No caso do magistério, como tornar viável o sonho da realização profissional e sustentar a escolha diante desse olhar social que tanto desvaloriza o profissional de ensino?
Refletir a partir dos valores do próprio campo educacional é fundamental.

"O professor deve meditar seriamente sobre sua escolha e compreender que a pobreza de reconhecimento [externo] faz parte dessa opção. Isso o conduz ao desafio de suportar a si mesmo, de valorizar-se acima da avaliação alheia, de crer em si quando poucos o reconhecem", sustenta José Ernesto Bologna, fundador da consultoria Ethos - Desenvolvimento Humano e Organizacional e especialista em psicologia do desenvolvimento aplicada à administração e à educação.

Sem dúvida, um desafio e tanto, mas é preciso reconhecer que um professor que se valoriza será, certamente, mais interessante aos olhos do outro. E aqueles que conseguem contribuir de maneira efetiva para a formação de seus alunos costumam ser valorizados, mesmo em meio a um todo social que tem tendido a desqualificar e desprestigiar o professor.

Teoria e prática
Vincular precocemente teoria e prática é uma das recomendações de Marcelo Maghidman, da Tafkid Marketing Educacional e Cultural. "Essa experiência é determinante na progressão da carreira", sinaliza. E lembra que é preciso estar atento à qualificação profissional, recomendação consensual entre os especialistas.

No caso do professor, significa ter em mente que o diploma inicial é condição necessária, mas está longe de dar respostas a todas as exigências da profissão. O que se espera - e que faz a diferença - é que o professor, como qualquer outro profissional de outros setores, invista em sua formação. Do contrário, corre o sério risco de permanecer na ladainha, na eterna crítica aos cursos de formação inicial. Reconhecer as deficiências é sinal positivo, que indica a busca de crescimento pessoal e profissional. E quem está disposto a se aprimorar profissionalmente conta hoje com opções de sobra, inclusive de cursos a distância. Mas é preciso ser seletivo e saber escolher o que de fato vai promover o desenvolvimento da carreira.

Educação continuada
O alerta vem do especialista Gutemberg Leite, da Meta Consultoria em RH, para quem é preciso ter cautela com o modismo da educação continuada. "Os variados cursos oferecidos nem sempre têm conexão com o aprimoramento do professor, levando-o à dispersão, pressionando-o a estudar temas que não irão contribuir como um fator positivo em sua prática em sala de aula", pontua.
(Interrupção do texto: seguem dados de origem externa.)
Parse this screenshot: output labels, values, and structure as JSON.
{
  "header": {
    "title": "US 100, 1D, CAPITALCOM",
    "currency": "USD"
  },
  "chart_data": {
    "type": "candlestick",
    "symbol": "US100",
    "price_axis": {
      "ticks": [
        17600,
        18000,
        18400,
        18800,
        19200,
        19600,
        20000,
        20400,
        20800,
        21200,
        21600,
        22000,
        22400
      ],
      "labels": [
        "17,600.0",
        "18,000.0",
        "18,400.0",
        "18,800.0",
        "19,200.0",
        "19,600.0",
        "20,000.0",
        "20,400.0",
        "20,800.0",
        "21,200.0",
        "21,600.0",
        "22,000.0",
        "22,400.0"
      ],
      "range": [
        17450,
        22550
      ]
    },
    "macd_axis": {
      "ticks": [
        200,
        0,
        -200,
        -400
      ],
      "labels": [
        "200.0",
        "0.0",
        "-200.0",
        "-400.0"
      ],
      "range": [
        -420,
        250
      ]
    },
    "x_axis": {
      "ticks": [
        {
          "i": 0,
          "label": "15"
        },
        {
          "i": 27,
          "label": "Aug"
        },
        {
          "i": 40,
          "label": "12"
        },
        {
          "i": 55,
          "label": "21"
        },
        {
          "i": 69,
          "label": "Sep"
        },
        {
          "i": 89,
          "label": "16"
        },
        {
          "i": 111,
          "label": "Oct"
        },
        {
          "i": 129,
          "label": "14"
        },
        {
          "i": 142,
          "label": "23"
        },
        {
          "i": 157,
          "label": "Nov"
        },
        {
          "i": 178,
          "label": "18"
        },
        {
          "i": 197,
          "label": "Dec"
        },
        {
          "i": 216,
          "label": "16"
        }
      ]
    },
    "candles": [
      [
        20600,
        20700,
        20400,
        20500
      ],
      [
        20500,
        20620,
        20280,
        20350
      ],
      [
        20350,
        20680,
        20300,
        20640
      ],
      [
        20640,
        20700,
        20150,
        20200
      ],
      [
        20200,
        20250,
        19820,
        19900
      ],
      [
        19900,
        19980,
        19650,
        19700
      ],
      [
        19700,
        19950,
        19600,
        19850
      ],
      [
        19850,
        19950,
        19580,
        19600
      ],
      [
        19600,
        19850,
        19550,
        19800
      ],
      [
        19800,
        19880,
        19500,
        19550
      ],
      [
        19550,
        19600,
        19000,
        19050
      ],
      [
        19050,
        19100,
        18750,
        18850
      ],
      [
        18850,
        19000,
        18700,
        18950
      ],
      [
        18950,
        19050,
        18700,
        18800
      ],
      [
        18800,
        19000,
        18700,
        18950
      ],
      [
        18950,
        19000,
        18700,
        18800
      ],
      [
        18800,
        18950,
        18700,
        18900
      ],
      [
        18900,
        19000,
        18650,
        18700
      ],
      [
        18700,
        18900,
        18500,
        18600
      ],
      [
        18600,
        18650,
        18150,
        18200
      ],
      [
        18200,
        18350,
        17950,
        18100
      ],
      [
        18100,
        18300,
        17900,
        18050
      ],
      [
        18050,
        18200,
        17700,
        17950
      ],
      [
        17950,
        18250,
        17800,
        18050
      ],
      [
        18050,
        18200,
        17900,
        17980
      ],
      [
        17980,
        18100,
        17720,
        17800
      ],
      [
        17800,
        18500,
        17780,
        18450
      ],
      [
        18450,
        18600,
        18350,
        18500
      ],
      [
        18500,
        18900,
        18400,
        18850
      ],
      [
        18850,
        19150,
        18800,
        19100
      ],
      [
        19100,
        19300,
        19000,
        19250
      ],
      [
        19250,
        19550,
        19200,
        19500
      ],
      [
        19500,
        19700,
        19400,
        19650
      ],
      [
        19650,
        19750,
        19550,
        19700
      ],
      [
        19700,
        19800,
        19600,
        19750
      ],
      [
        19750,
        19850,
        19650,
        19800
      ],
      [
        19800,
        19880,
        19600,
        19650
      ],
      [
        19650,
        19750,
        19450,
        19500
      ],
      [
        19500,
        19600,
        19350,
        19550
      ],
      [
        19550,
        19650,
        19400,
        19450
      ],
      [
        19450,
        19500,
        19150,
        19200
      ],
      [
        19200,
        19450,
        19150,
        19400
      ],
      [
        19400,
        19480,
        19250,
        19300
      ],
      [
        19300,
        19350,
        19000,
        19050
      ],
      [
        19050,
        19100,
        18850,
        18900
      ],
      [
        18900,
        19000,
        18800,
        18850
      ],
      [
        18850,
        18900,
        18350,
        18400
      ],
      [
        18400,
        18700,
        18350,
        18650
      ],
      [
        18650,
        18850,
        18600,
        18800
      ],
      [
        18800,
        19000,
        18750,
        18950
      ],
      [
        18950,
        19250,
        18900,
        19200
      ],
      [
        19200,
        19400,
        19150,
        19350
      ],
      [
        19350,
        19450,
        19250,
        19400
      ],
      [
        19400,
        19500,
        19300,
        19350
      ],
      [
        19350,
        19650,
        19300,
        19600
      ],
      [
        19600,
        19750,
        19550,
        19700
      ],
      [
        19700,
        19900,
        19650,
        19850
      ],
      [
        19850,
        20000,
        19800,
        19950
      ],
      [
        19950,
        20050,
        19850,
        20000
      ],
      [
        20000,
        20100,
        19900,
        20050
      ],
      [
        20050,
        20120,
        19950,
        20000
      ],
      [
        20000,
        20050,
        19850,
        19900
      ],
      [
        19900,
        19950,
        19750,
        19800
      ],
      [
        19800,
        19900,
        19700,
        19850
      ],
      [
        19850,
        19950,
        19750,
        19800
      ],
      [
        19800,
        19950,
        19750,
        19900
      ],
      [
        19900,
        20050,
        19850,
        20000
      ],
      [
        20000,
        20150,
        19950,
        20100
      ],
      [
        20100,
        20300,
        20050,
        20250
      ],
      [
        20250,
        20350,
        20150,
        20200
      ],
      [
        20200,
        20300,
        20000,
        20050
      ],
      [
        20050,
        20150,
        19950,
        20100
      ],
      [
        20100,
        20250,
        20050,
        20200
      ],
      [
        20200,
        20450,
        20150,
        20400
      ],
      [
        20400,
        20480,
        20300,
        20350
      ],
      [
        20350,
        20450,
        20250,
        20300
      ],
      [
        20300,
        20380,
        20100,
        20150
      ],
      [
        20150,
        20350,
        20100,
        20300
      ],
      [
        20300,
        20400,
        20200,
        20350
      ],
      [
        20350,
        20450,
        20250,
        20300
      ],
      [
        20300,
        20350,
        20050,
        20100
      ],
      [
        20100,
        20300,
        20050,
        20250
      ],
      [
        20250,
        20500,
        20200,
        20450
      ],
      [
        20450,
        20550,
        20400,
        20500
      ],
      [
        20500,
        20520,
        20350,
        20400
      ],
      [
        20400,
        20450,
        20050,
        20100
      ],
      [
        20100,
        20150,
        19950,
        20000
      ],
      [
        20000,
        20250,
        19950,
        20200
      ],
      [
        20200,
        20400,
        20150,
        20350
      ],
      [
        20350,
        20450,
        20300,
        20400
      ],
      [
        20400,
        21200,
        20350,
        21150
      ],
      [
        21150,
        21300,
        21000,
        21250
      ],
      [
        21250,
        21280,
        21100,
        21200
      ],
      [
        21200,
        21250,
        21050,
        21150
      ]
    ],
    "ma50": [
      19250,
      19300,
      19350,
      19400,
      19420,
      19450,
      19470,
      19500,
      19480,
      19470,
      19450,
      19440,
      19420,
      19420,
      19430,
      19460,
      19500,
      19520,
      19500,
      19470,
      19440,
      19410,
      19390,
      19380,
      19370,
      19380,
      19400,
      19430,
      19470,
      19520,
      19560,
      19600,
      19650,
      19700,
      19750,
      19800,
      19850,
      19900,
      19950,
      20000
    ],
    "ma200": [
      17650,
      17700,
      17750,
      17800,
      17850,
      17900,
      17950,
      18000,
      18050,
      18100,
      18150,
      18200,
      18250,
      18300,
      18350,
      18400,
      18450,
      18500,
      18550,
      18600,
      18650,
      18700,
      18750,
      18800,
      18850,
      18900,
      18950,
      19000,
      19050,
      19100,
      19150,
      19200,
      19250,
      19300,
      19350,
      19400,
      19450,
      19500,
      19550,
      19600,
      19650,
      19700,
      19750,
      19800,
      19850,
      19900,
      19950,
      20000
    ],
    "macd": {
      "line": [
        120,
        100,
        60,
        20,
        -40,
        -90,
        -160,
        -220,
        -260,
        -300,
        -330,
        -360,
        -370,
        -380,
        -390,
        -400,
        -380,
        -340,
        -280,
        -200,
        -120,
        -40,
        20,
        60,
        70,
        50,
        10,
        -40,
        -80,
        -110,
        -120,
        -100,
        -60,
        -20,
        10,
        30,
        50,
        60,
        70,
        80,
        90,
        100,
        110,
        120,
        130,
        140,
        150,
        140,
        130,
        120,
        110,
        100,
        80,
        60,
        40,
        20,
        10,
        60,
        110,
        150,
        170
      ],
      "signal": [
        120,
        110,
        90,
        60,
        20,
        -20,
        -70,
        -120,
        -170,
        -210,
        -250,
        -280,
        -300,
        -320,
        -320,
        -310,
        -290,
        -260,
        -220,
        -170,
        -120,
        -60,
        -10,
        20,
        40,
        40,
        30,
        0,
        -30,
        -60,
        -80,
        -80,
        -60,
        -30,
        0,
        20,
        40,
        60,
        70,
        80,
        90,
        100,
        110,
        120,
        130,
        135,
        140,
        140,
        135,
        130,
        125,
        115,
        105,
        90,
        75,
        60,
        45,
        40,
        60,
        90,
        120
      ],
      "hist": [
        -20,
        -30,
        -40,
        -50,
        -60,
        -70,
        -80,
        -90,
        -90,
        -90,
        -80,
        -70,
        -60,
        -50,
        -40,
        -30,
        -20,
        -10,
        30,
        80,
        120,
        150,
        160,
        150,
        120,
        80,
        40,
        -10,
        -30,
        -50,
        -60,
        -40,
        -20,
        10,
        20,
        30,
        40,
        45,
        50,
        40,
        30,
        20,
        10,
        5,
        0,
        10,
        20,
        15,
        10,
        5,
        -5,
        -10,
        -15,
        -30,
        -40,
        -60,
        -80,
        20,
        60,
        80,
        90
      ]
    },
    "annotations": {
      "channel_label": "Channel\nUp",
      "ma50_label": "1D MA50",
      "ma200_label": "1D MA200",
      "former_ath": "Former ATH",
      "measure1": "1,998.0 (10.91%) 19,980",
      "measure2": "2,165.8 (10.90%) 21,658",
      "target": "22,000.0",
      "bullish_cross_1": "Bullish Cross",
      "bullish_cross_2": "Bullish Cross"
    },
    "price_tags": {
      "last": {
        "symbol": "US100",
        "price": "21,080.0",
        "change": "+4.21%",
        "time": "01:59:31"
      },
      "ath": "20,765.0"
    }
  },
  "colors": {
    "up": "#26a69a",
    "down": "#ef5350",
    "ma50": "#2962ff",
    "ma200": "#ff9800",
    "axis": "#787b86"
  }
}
Seja qual for a escolha, há demandas que, em tese, o professor precisa cumprir. Nos dias de hoje, além da formação específica e pedagógica, qualquer professor deveria saber planejar e gerenciar sua carreira e seu tempo (no âmbito de suas práticas de classe e fora delas). E mais: saber falar inglês, conhecer as novas tecnologias, dominar o uso do computador, navegar e utilizar a internet, as redes sociais...

Quem paga a conta
Um dos maiores desafios é conciliar a realidade financeira do magistério a essas variadas demandas de formação. As instituições privadas saem na frente e muitas investem na qualificação de seus quadros de professores. As redes públicas, mais frágeis na oferta de atrativos dessa ordem para seus profissionais, têm mais dificuldades de reter seus talentos. Assim, os professores que se formam nas universidades públicas, normalmente mais bem formados, acabam buscando colocações em escolas particulares, que atendem à menor parcela da população (cerca de 13% dos alunos da Educação Básica).

"O caminho para retomar o processo de revalorização do professor, que na nossa visão é estratégico para vencer o desafio da qualidade, passa necessariamente por um salário inicial atraente e por uma carreira promissora, que promova o desenvolvimento do professor ao longo da vida", resume Mozart Neves Ramos, do Todos pela Educação.

Ampliando o leque
Claro que os melhores salários ainda estão concentrados na rede privada de ensino. Escolas particulares de primeira linha em geral remuneram melhor o professor e dão mais oportunidades de crescimento profissional, mas esse não é o único caminho. "Existe uma demanda cada vez maior por profissionais muito especializados para atuar no magistério, em instituições que têm o objetivo de formar profissionais", garante Mariá Giuliese, da Lens & Minarelli.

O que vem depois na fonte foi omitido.